Because this is the thing: I’ve spent almost my whole life being a teacher or a student or somebody’s girl-next-door supercrush. Following scripts that made me lawful good. “Predictably dependable,” as Emma herself put it recently [Marauders #1 – Answerable Auth.]
And I’ve enjoyed being those things. When I’ve hit the eject button on one of them, it was in favor of another. Like when I quit the X-Men to go study at the University of Chicago. Or when I quit the X-Men to go into space with Peter Quill. Or when I was a Cincinnati high school teacher in House of M. Even when I played secret agent with Pete Wisdom (worst boyfriend everrr, by the way, and I can’t believe he’s back in mutant continuity), I was playing the role that he and his team expected: the sweet to his sour, the naïf to his grizzled detective Gary Stu. I’m the responsible one, the A student, the girl who will do the right thing.
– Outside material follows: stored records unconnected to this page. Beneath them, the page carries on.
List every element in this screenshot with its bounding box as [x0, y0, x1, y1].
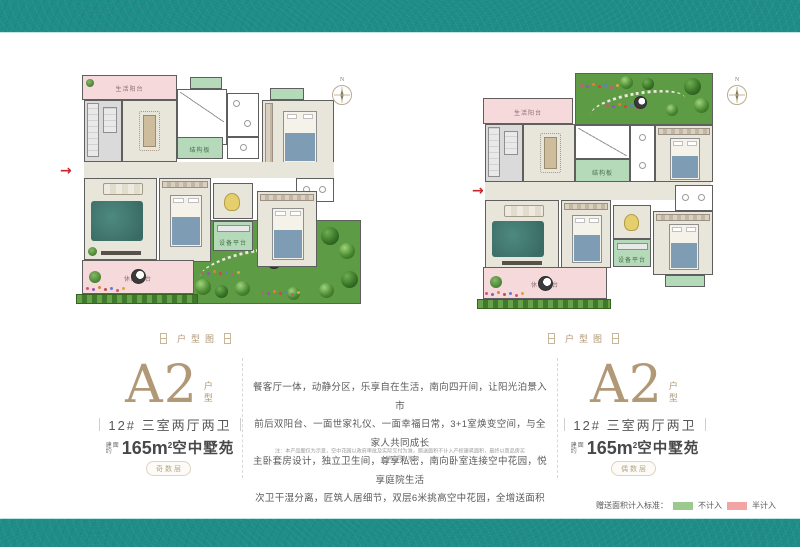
plan-tag-left: 户型图 [160, 332, 231, 345]
entry-arrow-icon: → [472, 186, 484, 196]
tree-icon [694, 98, 709, 113]
compass-icon: N [727, 85, 747, 105]
divider-bar [705, 418, 706, 431]
wardrobe-icon [564, 203, 608, 210]
area-value: 165m [587, 440, 633, 457]
room-bedroom-3 [257, 191, 317, 267]
compass-icon: N [332, 85, 352, 105]
tree-icon [684, 78, 701, 95]
plan-tag-label: 户型图 [560, 332, 607, 345]
toilet-icon [639, 134, 646, 141]
tree-icon [339, 243, 355, 259]
building-text: 12# 三室两厅两卫 [108, 415, 231, 434]
sink-icon [639, 162, 646, 169]
kitchen-counter-icon [488, 127, 500, 177]
room-label: 设备平台 [614, 255, 650, 264]
room-bath-2 [227, 137, 259, 159]
tree-icon [620, 76, 633, 89]
area-legend: 赠送面积计入标准： 不计入 半计入 [596, 500, 776, 511]
round-lounge-icon [634, 96, 647, 109]
void-diagonal [180, 92, 224, 122]
room-bedroom-2 [159, 178, 211, 262]
void-diagonal [578, 128, 627, 156]
tree-icon [235, 281, 250, 296]
bed-icon [170, 195, 202, 247]
room-green-bay-2 [270, 88, 304, 100]
flowers-icon [86, 287, 89, 290]
building-info-right: 12# 三室两厅两卫 [545, 415, 725, 434]
room-void [575, 125, 630, 159]
flowers-icon [606, 104, 609, 107]
moon-chair-icon [538, 276, 553, 291]
room-living-balcony: 生活阳台 [483, 98, 573, 124]
flowers-icon [201, 271, 204, 274]
room-label: 设备平台 [214, 238, 252, 247]
room-label: 结构板 [576, 168, 629, 177]
rug-icon [91, 201, 143, 241]
bed-icon [670, 138, 700, 180]
room-bedroom-2 [561, 200, 611, 268]
compass-needle [731, 89, 743, 101]
tag-ornament-icon [612, 333, 619, 344]
plant-icon [86, 79, 94, 87]
equipment-icon [217, 225, 250, 232]
room-green-bay [190, 77, 222, 89]
entry-arrow-icon: → [60, 166, 72, 176]
tag-ornament-icon [548, 333, 555, 344]
rug-icon [492, 221, 544, 257]
room-living [84, 178, 157, 260]
room-equipment-platform: 设备平台 [613, 239, 651, 267]
sofa-icon [103, 183, 143, 195]
room-living-balcony: 生活阳台 [82, 75, 177, 100]
disclaimer-note: 注：本产品图仅为示意，空中花园以政府审批及实际交付为准，赠送面积不计入产权建筑面… [274, 446, 526, 461]
toilet-icon [233, 100, 240, 107]
flowers-icon [580, 84, 583, 87]
legend-swatch-green [673, 502, 693, 510]
room-kitchen [84, 100, 122, 162]
tree-icon [195, 279, 211, 295]
bottom-wave-band [0, 519, 800, 547]
kitchen-island-icon [103, 107, 117, 133]
wardrobe-icon [162, 181, 208, 188]
tag-ornament-icon [224, 333, 231, 344]
wardrobe-icon [658, 128, 710, 135]
room-bath-3 [675, 185, 713, 211]
unit-name: A2 [590, 363, 663, 407]
dining-table-icon [143, 115, 156, 147]
area-prefix: 建面 约 [571, 443, 585, 457]
description-line: 餐客厅一体，动静分区，乐享自在生活，南向四开间，让阳光泊景入市 [252, 379, 548, 416]
legend-label: 半计入 [752, 500, 776, 511]
unit-title-left: A2 户型 [95, 363, 245, 407]
legend-swatch-pink [727, 502, 747, 510]
description-line: 次卫干湿分离，匠筑人居细节，双层6米挑高空中花园，全增送面积 [252, 490, 548, 509]
tree-icon [642, 78, 654, 90]
room-study [213, 183, 253, 219]
toilet-icon [698, 194, 705, 201]
compass-north-label: N [735, 77, 739, 83]
room-structure-slab: 结构板 [177, 137, 223, 159]
tag-ornament-icon [160, 333, 167, 344]
room-label: 生活阳台 [83, 84, 176, 93]
area-value: 165m [122, 440, 168, 457]
room-bedroom-3 [653, 211, 713, 275]
kitchen-counter-icon [87, 103, 99, 157]
planter-hedge [477, 299, 611, 309]
dining-table-icon [544, 137, 557, 169]
unit-name-suffix: 户型 [667, 381, 680, 407]
room-equipment-platform: 设备平台 [213, 221, 253, 251]
area-info-right: 建面 约 165m 2 空中墅苑 [535, 440, 735, 457]
tree-icon [319, 283, 334, 298]
sofa-icon [504, 205, 544, 217]
unit-name-suffix: 户型 [202, 381, 215, 407]
corridor [84, 162, 334, 178]
tree-icon [287, 287, 300, 300]
column-separator [557, 358, 558, 478]
moon-chair-icon [131, 269, 146, 284]
legend-title: 赠送面积计入标准： [596, 500, 668, 511]
toilet-icon [319, 186, 326, 193]
legend-label: 不计入 [698, 500, 722, 511]
area-suffix: 空中墅苑 [172, 441, 234, 457]
equipment-icon [617, 243, 648, 250]
tree-icon [341, 271, 358, 288]
flowers-icon [261, 291, 264, 294]
compass-north-label: N [340, 77, 344, 83]
planter-hedge [76, 294, 198, 304]
tree-icon [215, 285, 228, 298]
top-wave-band [0, 0, 800, 32]
column-separator [242, 358, 243, 478]
room-structure-slab: 结构板 [575, 159, 630, 182]
tree-icon [321, 227, 339, 245]
area-prefix: 建面 约 [106, 443, 120, 457]
room-bedroom-1 [655, 125, 713, 182]
plant-icon [88, 247, 97, 256]
flowers-icon [485, 292, 488, 295]
plant-icon [89, 271, 101, 283]
sink-icon [244, 120, 251, 127]
lounge-chair-icon [224, 193, 240, 211]
room-leisure-balcony: 休闲阳台 [82, 260, 194, 294]
bed-icon [272, 208, 304, 260]
divider-bar [240, 418, 241, 431]
area-info-left: 建面 约 165m 2 空中墅苑 [70, 440, 270, 457]
unit-name: A2 [125, 363, 198, 407]
wardrobe-icon [656, 214, 710, 221]
room-study [613, 205, 651, 239]
room-living [485, 200, 559, 270]
floor-parity-badge-left: 奇数层 [146, 461, 191, 476]
tv-console-icon [101, 251, 141, 255]
divider-bar [99, 418, 100, 431]
floor-plan-left: 生活阳台 结构板 [82, 75, 362, 305]
room-bath-1 [630, 125, 655, 182]
room-label: 结构板 [178, 145, 222, 154]
sky-garden [575, 73, 713, 125]
wardrobe-icon [260, 194, 314, 201]
room-dining [122, 100, 177, 162]
kitchen-island-icon [504, 131, 518, 155]
plan-tag-label: 户型图 [172, 332, 219, 345]
description-paragraph: 餐客厅一体，动静分区，乐享自在生活，南向四开间，让阳光泊景入市 前后双阳台、一面… [252, 379, 548, 509]
tv-console-icon [502, 261, 542, 265]
building-info-left: 12# 三室两厅两卫 [80, 415, 260, 434]
area-suffix: 空中墅苑 [637, 441, 699, 457]
sink-icon [240, 144, 247, 151]
divider-bar [564, 418, 565, 431]
bed-icon [669, 224, 699, 270]
compass-needle [336, 89, 348, 101]
room-leisure-balcony: 休闲阳台 [483, 267, 607, 299]
room-kitchen [485, 124, 523, 182]
room-dining [523, 124, 575, 182]
plant-icon [490, 276, 502, 288]
floor-plan-right: 生活阳台 结构板 设备平台 [483, 73, 713, 310]
sink-icon [682, 194, 689, 201]
plan-tag-right: 户型图 [548, 332, 619, 345]
tree-icon [666, 104, 678, 116]
room-bath-1 [227, 93, 259, 137]
building-text: 12# 三室两厅两卫 [573, 415, 696, 434]
bed-icon [572, 215, 602, 263]
room-green-bay [665, 275, 705, 287]
bed-icon [283, 111, 317, 163]
lounge-chair-icon [624, 214, 639, 231]
unit-title-right: A2 户型 [560, 363, 710, 407]
floor-parity-badge-right: 偶数层 [611, 461, 656, 476]
room-label: 生活阳台 [484, 108, 572, 117]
That’s why it makes sense—to readers, and sometimes to me—to pair me with someone who won’t let me be the good girl, who’s been an authority figure but also been wild. Someone who won’t ask me to keep her safe, or to follow the rules, or to set a good example, or (like Logan) to do as they say, not as they do. Somebody who will respect me as an adult.
Emma was the first person to use my right name: “the X-Men can do a lot of astonishing things,” I told her, “but they can’t do that.” She’s someone who trusts me to make my own mistakes, rather than treating me like “precious treasure.” That’s why I trust her with my secrets. At least when I’m half-drunk. [Marauders #1, #6 and #5, respectively – Alcopop-loving Auth.]
Emma’s all of those things. She’s also openly sexual, in control of her sexuality, in a way that I’ve never quite been, no matter who I’m kissing or who wants to kiss me. She’s somebody who will behave like the id to my superego, and somebody who’s more powerful than me: somebody who’s got some moral ambiguity in her power set, too. (I admit that I could be talking about someone else here, but you asked me about Ms. Frost.)
Some fans think it’s gross that we flirt when we’re both on the ship, because she’s old enough that she could have been my teacher—as she’s noted, she “would have destroyed me”—but I think those fans are missing the point. I’ve been on land, at school, or living on somebody else’s ship (so to speak) for almost my whole life. I’ve been tethered, confined, following rules.
With Emma, I’ve been able–to quote one of my favorite movies–let it go.